Alors que Kent Harrington critique les "pratiques économiques prédatrices" de la Chine et que Martin Feldstein les qualifie de "déloyales", le professeur de Harvard Dani Rodrik les défend. Comme le système économique mondial a été façonné par les lobbies américains, la Chine a toutes les raisons de diverger des règles de l’OMC dans son propre intérêt. Cette politique peu orthodoxe, affirme-t-il, a davantage aidé que freiné la spectaculaire croissance de la Chine, poussé des millions de personnes hors de la pauvreté. Comme la Chine aujourd’hui, les Etats-Unis au dix-neuvième siècle avaient rattrapé la Grande-Bretagne en enfreignant sa propriété intellectuelle et en bafouant l’ordre mondial imposé par la puissance hégémonique. En faisant la balance entre le respect des règles mondiales et son développement, la Chine s’est taillé un nouveau rôle de la même façon que les Etats-Unis l’avaient fait par le passé.

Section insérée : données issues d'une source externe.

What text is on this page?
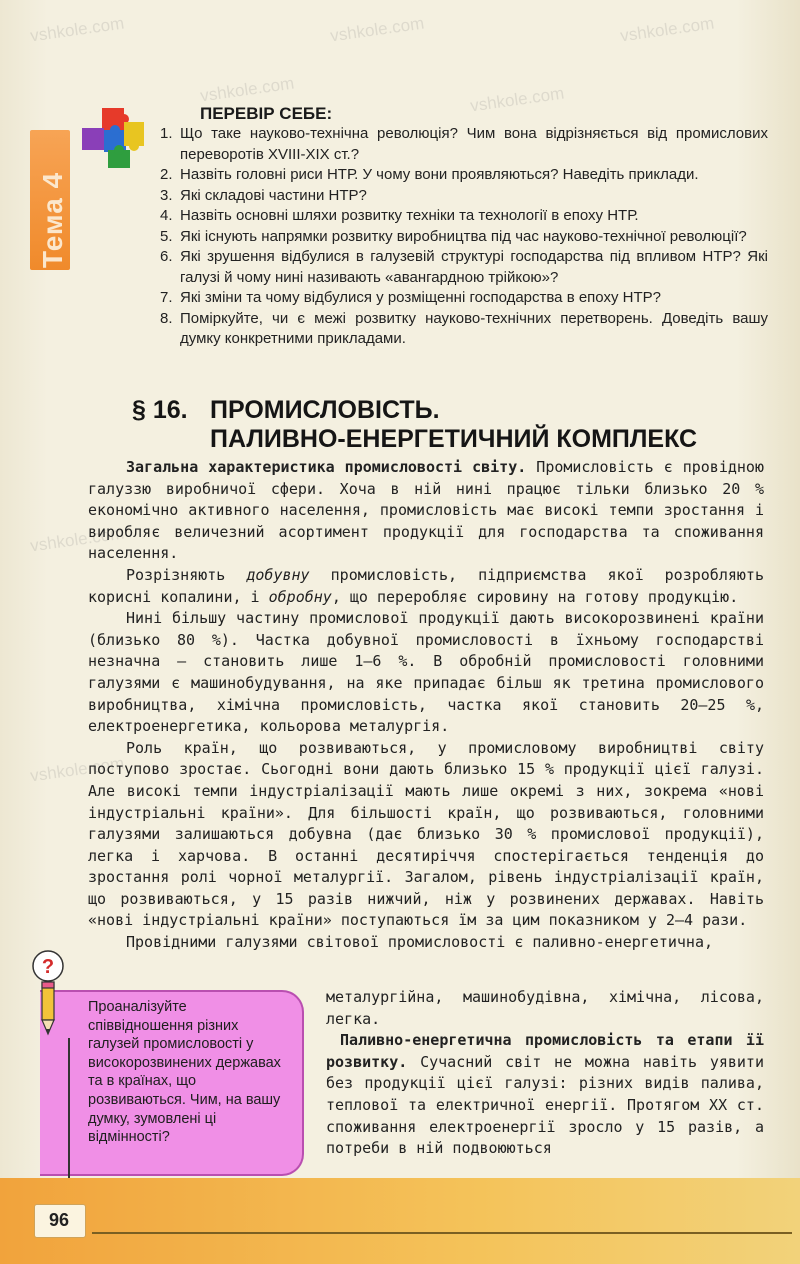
Тема 4
ПЕРЕВІР СЕБЕ:
1. Що таке науково-технічна революція? Чим вона відрізняється від промислових переворотів XVIII-XIX ст.?
2. Назвіть головні риси НТР. У чому вони проявляються? Наведіть приклади.
3. Які складові частини НТР?
4. Назвіть основні шляхи розвитку техніки та технології в епоху НТР.
5. Які існують напрямки розвитку виробництва під час науково-технічної революції?
6. Які зрушення відбулися в галузевій структурі господарства під впливом НТР? Які галузі й чому нині називають «авангардною трійкою»?
7. Які зміни та чому відбулися у розміщенні господарства в епоху НТР?
8. Поміркуйте, чи є межі розвитку науково-технічних перетворень. Доведіть вашу думку конкретними прикладами.
§ 16. ПРОМИСЛОВІСТЬ.
ПАЛИВНО-ЕНЕРГЕТИЧНИЙ КОМПЛЕКС

Загальна характеристика промисловості світу. Промисловість є провідною галуззю виробничої сфери. Хоча в ній нині працює тільки близько 20 % економічно активного населення, промисловість має високі темпи зростання і виробляє величезний асортимент продукції для господарства та споживання населення.

Розрізняють добувну промисловість, підприємства якої розробляють корисні копалини, і обробну, що переробляє сировину на готову продукцію.

Нині більшу частину промислової продукції дають високорозвинені країни (близько 80 %). Частка добувної промисловості в їхньому господарстві незначна — становить лише 1–6 %. В обробній промисловості головними галузями є машинобудування, на яке припадає більш як третина промислового виробництва, хімічна промисловість, частка якої становить 20–25 %, електроенергетика, кольорова металургія.

Роль країн, що розвиваються, у промисловому виробництві світу поступово зростає. Сьогодні вони дають близько 15 % продукції цієї галузі. Але високі темпи індустріалізації мають лише окремі з них, зокрема «нові індустріальні країни». Для більшості країн, що розвиваються, головними галузями залишаються добувна (дає близько 30 % промислової продукції), легка і харчова. В останні десятиріччя спостерігається тенденція до зростання ролі чорної металургії. Загалом, рівень індустріалізації країн, що розвиваються, у 15 разів нижчий, ніж у розвинених державах. Навіть «нові індустріальні країни» поступаються їм за цим показником у 2–4 рази.

Провідними галузями світової промисловості є паливно-енергетична,

металургійна, машинобудівна, хімічна, лісова, легка.

Паливно-енергетична промисловість та етапи її розвитку. Сучасний світ не можна навіть уявити без продукції цієї галузі: різних видів палива, теплової та електричної енергії. Протягом XX ст. споживання електроенергії зросло у 15 разів, а потреби в ній подвоюються

?
Проаналізуйте співвідношення різних галузей промисловості у високорозвинених державах та в країнах, що розвиваються. Чим, на вашу думку, зумовлені ці відмінності?
96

Barry Eichengreen a adopté une vision plus large sur les implications du nouveau rôle de la Chine. Le renminbi a été de plus en plus utilisé au niveau international suite aux politiques de promotion menées par le gouvernement, défiant directement le dollar américain. La Chine est aussi la meneuse lorsque l’on observe les volumes échangés mondialement et les investissements financiers vers l’Asie du Sud et l’Afrique. Cela a permis à la nation chinoise d’acquérir une force militaire et d’autres actifs stratégiques à l’étranger et d’affirmer davantage son soft power. Surtout, ces succès économiques et politiques répétés ont amené les dirigeants à travers le monde à s’inspirer du pouvoir centralisé et des pratiques autoritaires de la Chine. Cependant, Barry Eichengreen doute de la soutenabilité des modèles autoritaires d’actions publiques, comme le manque de mécanismes de correction de cap les expose de façon inhérente aux crises. (...)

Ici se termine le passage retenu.